# Indiana Tech Director



## kentdjohnson (Dec 29, 2008)

Hello everyone. I work in high school theater as the drama director and technical director at DeKalb HS in Waterloo IN. I have also been a part of a group that has built an outdoor theater for our community of Auburn IN. Theater opens next summer.
Glad to be a part of this site.

Kent Johnson
Tech Director
DeKalb HS

Outdoor Theater
DeKalb High School


----------



## rochem (Dec 29, 2008)

Welcome to ControlBooth, Kent! In looking at some of the photos of your High School productions, you seem to have a pretty strong theatre program. I really like the sets and how the lighting works with the drops in your Beauty and the Beast photos.

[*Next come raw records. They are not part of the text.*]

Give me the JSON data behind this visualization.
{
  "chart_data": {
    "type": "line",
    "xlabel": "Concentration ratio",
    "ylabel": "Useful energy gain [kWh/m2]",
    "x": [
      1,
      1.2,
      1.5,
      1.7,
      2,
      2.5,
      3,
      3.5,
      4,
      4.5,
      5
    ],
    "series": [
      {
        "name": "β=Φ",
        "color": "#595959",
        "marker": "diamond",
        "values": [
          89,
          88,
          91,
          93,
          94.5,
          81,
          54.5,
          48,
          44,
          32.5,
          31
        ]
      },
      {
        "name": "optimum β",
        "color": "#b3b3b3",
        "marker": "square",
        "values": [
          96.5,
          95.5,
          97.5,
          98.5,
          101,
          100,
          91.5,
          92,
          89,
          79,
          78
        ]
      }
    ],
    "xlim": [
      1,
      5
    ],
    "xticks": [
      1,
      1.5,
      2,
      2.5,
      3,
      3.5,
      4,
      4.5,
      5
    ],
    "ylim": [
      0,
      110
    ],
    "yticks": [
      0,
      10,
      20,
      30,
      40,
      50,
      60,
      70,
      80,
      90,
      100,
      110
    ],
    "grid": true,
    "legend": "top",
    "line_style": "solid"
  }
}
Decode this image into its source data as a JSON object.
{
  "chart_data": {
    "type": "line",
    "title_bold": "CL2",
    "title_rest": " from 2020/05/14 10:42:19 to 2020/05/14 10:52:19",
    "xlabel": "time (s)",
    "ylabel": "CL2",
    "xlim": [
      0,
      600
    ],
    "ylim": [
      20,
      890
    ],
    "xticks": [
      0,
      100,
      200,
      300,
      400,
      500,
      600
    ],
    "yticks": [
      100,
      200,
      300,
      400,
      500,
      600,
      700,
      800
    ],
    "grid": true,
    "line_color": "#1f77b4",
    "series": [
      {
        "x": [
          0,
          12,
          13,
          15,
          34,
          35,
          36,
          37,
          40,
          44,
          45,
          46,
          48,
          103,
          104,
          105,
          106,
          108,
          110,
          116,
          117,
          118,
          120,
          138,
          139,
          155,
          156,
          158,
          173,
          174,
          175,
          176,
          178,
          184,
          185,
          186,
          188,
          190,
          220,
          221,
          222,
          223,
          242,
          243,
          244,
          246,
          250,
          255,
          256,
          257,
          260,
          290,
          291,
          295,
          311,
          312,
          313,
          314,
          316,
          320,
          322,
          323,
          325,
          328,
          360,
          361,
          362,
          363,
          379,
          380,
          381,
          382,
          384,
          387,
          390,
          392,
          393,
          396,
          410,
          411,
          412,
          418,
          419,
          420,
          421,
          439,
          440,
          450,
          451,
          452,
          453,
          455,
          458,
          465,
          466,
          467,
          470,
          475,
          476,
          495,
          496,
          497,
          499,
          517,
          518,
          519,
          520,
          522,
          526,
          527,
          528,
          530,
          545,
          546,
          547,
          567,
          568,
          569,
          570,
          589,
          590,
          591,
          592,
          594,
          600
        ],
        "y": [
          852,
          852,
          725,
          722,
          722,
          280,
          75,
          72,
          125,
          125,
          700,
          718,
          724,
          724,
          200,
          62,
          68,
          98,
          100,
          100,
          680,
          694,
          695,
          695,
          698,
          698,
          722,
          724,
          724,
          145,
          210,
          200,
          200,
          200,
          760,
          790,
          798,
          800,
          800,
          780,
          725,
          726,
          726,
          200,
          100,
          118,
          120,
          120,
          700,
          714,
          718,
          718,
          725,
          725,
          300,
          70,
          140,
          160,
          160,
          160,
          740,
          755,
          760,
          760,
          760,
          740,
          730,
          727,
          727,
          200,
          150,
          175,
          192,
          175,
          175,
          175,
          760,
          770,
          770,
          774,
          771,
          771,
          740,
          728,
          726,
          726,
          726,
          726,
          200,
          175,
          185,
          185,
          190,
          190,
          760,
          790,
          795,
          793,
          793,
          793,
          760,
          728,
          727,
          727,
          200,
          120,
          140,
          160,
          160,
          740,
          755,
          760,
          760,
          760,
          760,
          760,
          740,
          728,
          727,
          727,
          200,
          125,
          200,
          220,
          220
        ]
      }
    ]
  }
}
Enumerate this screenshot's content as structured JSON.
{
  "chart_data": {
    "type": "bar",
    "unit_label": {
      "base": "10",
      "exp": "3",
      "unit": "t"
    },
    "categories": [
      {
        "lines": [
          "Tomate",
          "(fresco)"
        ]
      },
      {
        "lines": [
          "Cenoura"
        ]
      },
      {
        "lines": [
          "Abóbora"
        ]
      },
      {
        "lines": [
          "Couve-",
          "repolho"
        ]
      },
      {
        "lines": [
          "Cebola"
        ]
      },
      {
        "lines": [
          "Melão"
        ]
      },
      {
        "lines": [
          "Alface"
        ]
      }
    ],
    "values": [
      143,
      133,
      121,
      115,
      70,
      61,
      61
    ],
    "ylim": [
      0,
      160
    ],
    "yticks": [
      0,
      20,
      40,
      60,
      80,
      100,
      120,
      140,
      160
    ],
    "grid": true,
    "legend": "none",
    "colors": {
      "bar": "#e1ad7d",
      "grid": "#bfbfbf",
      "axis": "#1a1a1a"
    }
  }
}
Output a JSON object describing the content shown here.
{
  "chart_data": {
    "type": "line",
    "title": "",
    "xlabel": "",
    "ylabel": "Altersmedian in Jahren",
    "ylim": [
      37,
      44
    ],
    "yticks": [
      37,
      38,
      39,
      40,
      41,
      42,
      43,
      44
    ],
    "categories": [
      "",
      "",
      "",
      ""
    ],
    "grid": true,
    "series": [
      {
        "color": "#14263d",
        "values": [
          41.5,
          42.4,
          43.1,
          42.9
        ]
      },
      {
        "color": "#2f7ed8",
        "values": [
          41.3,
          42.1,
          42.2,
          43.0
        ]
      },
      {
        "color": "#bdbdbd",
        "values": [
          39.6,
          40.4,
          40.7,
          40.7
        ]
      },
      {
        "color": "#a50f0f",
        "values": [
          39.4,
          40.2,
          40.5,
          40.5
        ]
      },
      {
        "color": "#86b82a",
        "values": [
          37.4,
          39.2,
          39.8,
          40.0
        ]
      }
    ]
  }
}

There's some pretty sweet lighting going on in Little Shop of Horrors as well. 

Get to be good friends with the Search feature. There's a wealth of information available here for those who take the time to look. Post any questions you may have and someone will definitely be able to help you out, if not many someones. And feel free to step in and provide answers for other questions if you have an idea. Don't be a stranger!


----------



## Kelite (Jan 14, 2010)

kentdjohnson said:


> Hello everyone. I work in high school theater as the drama director and technical director at DeKalb HS in Waterloo IN. I have also been a part of a group that has built an outdoor theater for our community of Auburn IN. Theater opens next summer.
> Glad to be a part of this site.
> 
> Kent Johnson
> ...





I don't mean to resurrect a dead post, but I had just seen another posting of yours, Kent. My name is Keith Kankovsky from Apollo Design Technology, located in Fort Wayne IN, just down the road from you. We are very familiar with FWCS, East Noble and DeKalb fine arts programs.

Welcome to the ControlBooth Kent, I hope we get the chance to bump into each other at a show soon!


----------